Marcus n'eut pour toute réponse qu'un autre crochet dans la mâchoire. La douleur irradia son os comme un frisson dévorant et se propagea dans son crâne.

Cet interrogatoire commençait à traîner, et les deux agents qui lui faisaient face depuis maintenant de nombreuses heures, commençaient à montrer leur perte de patience. Plusieurs heures, que Marcus avait passé menotté à cette chaise en acier. La sueur s'accumulait sur son front, même si la pression avait fait peu à peu place à l'abattement et à la provocation, tout comme le goût métallique caractéristique envahissait maintenant sa bouche.

Le jeune homme était confiné dans une salle lugubre, sans vie, mais ce n'était de tout façon pas son utilité première. Faiblement éclairée, la pièce avait la particularité d'être composée uniquement de surfaces réfléchissantes. Une table métallique, des murs luisants de carreaux clairs, des chaises d'acier presque chromé, et une immense vitre noire et teintée. Tout cet agencement reflétait tant ce qui lui faisait face, que la salle semblait parfois rétrécir à vue d'œil autour du prisonnier, dissimulant les deux tortionnaires dans l'ombre. Seuls demeuraient dans l'immense paroi de verre les images de la lumière ténue, de la table marquée de la tache écarlate qui désormais existait au milieu de tout ce métal si parfait, et le reflet aux yeux verts de Marcus.

Piètre reflet.

L'on devinait à peine un homme émacié, n'atteignant même pas la trentaine, au visage passablement abimé, et arborant des cheveux châtain clair, couverts de pellicules tombantes. Une "malédiction" dont Marcus n'était jamais arrivé à se débarrasser.

Celle-là et une autre.

Il fut tiré de ses reposantes rêveries par un dossier claquant sur la table. Les fédéraux fulminaient, avaient passé en revue toutes les possibilités pour le faire parler. Il ne leur restait plus que la violence, si ce n'est des poings, celle des mots.

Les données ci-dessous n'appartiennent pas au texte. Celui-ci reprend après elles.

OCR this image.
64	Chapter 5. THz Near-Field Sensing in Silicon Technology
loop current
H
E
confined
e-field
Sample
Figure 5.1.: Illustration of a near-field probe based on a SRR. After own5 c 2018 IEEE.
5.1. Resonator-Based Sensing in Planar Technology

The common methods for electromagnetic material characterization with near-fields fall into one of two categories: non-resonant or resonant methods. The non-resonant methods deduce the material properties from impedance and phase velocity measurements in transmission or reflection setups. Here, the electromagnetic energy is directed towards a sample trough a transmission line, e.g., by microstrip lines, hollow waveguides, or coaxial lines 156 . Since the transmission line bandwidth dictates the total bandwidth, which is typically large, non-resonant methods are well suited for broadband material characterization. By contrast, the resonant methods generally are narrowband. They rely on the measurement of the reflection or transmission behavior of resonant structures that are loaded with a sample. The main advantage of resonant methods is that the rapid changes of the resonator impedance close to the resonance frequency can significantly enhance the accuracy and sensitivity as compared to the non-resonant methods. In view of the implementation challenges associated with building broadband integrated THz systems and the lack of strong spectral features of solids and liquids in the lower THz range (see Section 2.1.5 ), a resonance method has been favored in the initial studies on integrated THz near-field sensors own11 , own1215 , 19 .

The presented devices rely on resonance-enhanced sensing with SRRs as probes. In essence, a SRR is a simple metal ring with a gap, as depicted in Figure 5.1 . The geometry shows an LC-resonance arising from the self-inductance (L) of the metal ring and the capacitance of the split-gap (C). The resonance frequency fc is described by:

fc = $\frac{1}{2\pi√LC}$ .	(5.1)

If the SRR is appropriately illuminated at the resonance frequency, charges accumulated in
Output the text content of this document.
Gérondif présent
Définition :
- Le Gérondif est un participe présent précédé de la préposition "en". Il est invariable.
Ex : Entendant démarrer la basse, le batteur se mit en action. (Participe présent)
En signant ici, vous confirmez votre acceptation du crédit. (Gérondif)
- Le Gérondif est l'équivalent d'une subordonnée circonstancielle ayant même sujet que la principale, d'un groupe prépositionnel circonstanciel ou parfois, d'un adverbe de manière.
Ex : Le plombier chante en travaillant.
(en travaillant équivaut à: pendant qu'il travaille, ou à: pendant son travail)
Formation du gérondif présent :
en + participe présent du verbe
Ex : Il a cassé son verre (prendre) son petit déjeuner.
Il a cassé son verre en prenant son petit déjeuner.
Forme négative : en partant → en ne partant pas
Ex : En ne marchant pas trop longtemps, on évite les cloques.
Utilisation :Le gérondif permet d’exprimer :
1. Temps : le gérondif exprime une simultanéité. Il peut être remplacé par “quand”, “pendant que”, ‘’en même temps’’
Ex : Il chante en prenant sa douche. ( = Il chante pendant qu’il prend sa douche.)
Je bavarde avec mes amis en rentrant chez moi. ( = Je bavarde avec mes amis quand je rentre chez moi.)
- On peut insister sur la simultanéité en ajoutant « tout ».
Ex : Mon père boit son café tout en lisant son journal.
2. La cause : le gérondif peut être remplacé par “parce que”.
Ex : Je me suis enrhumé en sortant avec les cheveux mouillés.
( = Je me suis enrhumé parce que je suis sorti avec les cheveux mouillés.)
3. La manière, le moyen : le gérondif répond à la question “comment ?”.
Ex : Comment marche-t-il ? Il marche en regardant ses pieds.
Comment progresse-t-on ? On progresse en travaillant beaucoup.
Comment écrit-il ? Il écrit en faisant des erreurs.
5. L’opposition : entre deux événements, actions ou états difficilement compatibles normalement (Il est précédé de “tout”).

Ils lui montrèrent à nouveau des fichiers classés top secret – auxquels son échec à les dérober lui avait valu cette détention – lui firent défiler des images, des photos, parmi lesquelles il s'en trouvait que Marcus aurait souhaité ne plus jamais revoir.

Les mots "Agent 01" accompagnaient un cliché en nuances de gris dépeignant un homme d'à peu près l'âge qu'il avait aujourd'hui, les cheveux plus longs et mal peignés, et pourvu d'une barbe naissante à peine discernable. Son visage était comme son regard d'un air sévère, et affichait des traits prononcés.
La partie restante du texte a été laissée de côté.